I’d say that’s a very good reason to opt for the Skoda and, sadly, a reason why the otherwise rather good Civic Saloon probably isn’t a particularly good buy unless you can secure a big discount or your local Honda dealer is good enough to be worth paying for.

Economy this month: 48.3mpg


Update 6: Goodbye

2019 Honda Civic Saloon rear three quarter

As I write this, I’ve just got back from the launch of the facelifted Civic Hatchback – where Honda’s informed me that it’s sold nearly all its stock of Civic Saloons and it won’t be bringing the updated model into the country.

In effect, then, my long-termer’s been made obsolete the day before it’s due to be collected by Honda. But it does allow me to reflect on six months of ‘ownership’ without any worries that what I’m saying might be harming future sales… And since my most pervading feeling from our long-term test has been that the Saloon is a largely pointless addition to the range, that’s probably a good thing.

But the Hatch soldiers on, which allows me to give a cast-iron recommendation: buy it. The Saloon’s positive features - the excellent engine, the great driving manners and the straightforward cockpit to name a few – are all common to both cars.

In fact, I think the Civic platform’s something of a hidden gem, and one that deserves to sell far better than it does.
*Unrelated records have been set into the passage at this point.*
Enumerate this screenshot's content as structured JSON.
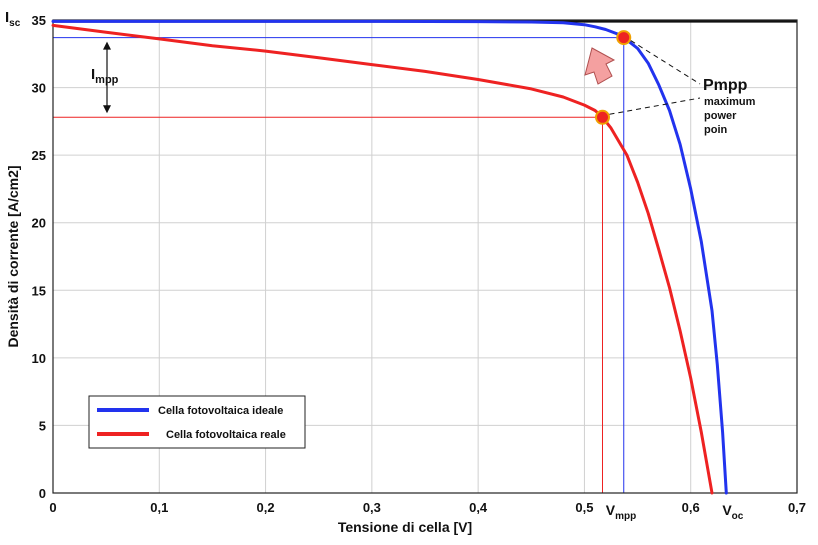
{
  "chart_data": {
    "type": "line",
    "title": "",
    "xlabel": "Tensione di cella [V]",
    "ylabel": "Densità di corrente [A/cm2]",
    "xlim": [
      0,
      0.7
    ],
    "ylim": [
      0,
      35
    ],
    "x_ticks": [
      "0",
      "0,1",
      "0,2",
      "0,3",
      "0,4",
      "0,5",
      "0,6",
      "0,7"
    ],
    "y_ticks": [
      "0",
      "5",
      "10",
      "15",
      "20",
      "25",
      "30",
      "35"
    ],
    "grid": true,
    "legend_position": "bottom-left",
    "series": [
      {
        "name": "Cella fotovoltaica ideale",
        "color": "#2233ee",
        "x": [
          0,
          0.1,
          0.2,
          0.3,
          0.4,
          0.45,
          0.48,
          0.5,
          0.51,
          0.52,
          0.53,
          0.537,
          0.55,
          0.56,
          0.57,
          0.58,
          0.59,
          0.6,
          0.61,
          0.62,
          0.625,
          0.63,
          0.6335
        ],
        "y": [
          34.9,
          34.9,
          34.9,
          34.9,
          34.88,
          34.85,
          34.8,
          34.65,
          34.5,
          34.3,
          34.0,
          33.7,
          32.9,
          31.8,
          30.2,
          28.3,
          25.8,
          22.5,
          18.6,
          13.5,
          9.5,
          4.5,
          0
        ]
      },
      {
        "name": "Cella fotovoltaica reale",
        "color": "#ee2222",
        "x": [
          0,
          0.05,
          0.1,
          0.15,
          0.2,
          0.25,
          0.3,
          0.35,
          0.4,
          0.45,
          0.48,
          0.5,
          0.51,
          0.517,
          0.525,
          0.54,
          0.55,
          0.56,
          0.57,
          0.58,
          0.59,
          0.6,
          0.61,
          0.62
        ],
        "y": [
          34.6,
          34.1,
          33.6,
          33.1,
          32.7,
          32.2,
          31.7,
          31.2,
          30.6,
          29.9,
          29.3,
          28.7,
          28.3,
          27.8,
          27.0,
          25.0,
          23.0,
          20.7,
          18.0,
          15.2,
          12.0,
          8.5,
          4.5,
          0
        ]
      }
    ],
    "reference_lines": {
      "isc": 34.9,
      "impp_ideal": 33.7,
      "impp_real": 27.8,
      "vmpp_ideal": 0.537,
      "vmpp_real": 0.517,
      "voc": 0.6335
    },
    "mpp_points": [
      {
        "x": 0.537,
        "y": 33.7
      },
      {
        "x": 0.517,
        "y": 27.8
      }
    ],
    "annotations": {
      "isc_main": "I",
      "isc_sub": "sc",
      "impp_main": "I",
      "impp_sub": "mpp",
      "vmpp_main": "V",
      "vmpp_sub": "mpp",
      "voc_main": "V",
      "voc_sub": "oc",
      "pmpp": "Pmpp",
      "pmpp_desc_1": "maximum",
      "pmpp_desc_2": "power",
      "pmpp_desc_3": "poin"
    },
    "colors": {
      "grid": "#d0d0d0",
      "mpp_marker": "#ee2222",
      "mpp_marker_edge": "#f0a000",
      "arrow_fill": "#f4a0a0"
    }
  }
}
It strikes that elusive near-perfect balance between handling and ride comfort – making for a car that’s both easy to drive but enjoyable to press-on with.

Some competitors are more comfortable and some others are more engaging, but I really do put the Civic up there on the podium with the Mazda 3 and Ford Focus in terms of overall driving experience.

2019 Honda Civic Hatch rear dynamic

Better yet, my biggest complaint with the Saloon – namely, the total lack of any flexibility in the boot – is not even a bit of a problem when it comes to the Hatch. With a large tailgate, huge boot, flat-folding rear seats, it’s immensely practical. I also love the load cover, which is somewhat like a little roller blind and folds up to a package not much larger than an umbrella. Much easier than having to find room for a huge sheet of particleboard.

Other complaints I’ve had – such as the lack of physical controls for the infotainment – have been addressed in the facelifted model, boosting its case even further.

2019 Honda Civic volume knob

I’m also going to give a particular shoutout to the Civic’s suite of advanced safety aids. Somewhat cringily named ‘SENSING’, I found the combination of adaptive cruise control and lane-keeping assist to work almost seamlessly. In fact, I used it almost every time I drove the car – high praise, considering the majority of these systems find themselves instantly switched off.

During our six months and 8,000 miles with the Saloon, my opinion on the car didn’t change a great deal. I came into the term already liking the Civic platform, and I left it in the same way. Sally the Ceviche, as she soon became christened, was painless to own – visiting the dealer only once to adjust the aim of the LED headlights. She was fuel-efficient, cossetting on some of my longer drives up and down the country and made for a reliable commuting machine.

As for running costs, I was thrilled to average more than the WLTP fuel economy for most of our time with the car. In fact, every month my calculated fuel economy was over the 47.1mpg combined figure. I’ll put this down to covering mainly motorway miles in the car, with the cruise control at a constant 70mph.

So while I can’t claim to have fallen in love with our grey Civic Saloon, I’ll happily recommend the Hatchback she was based on as something well worth considering alongside huge volume-sellers such as the Ford Focus and VW Golf.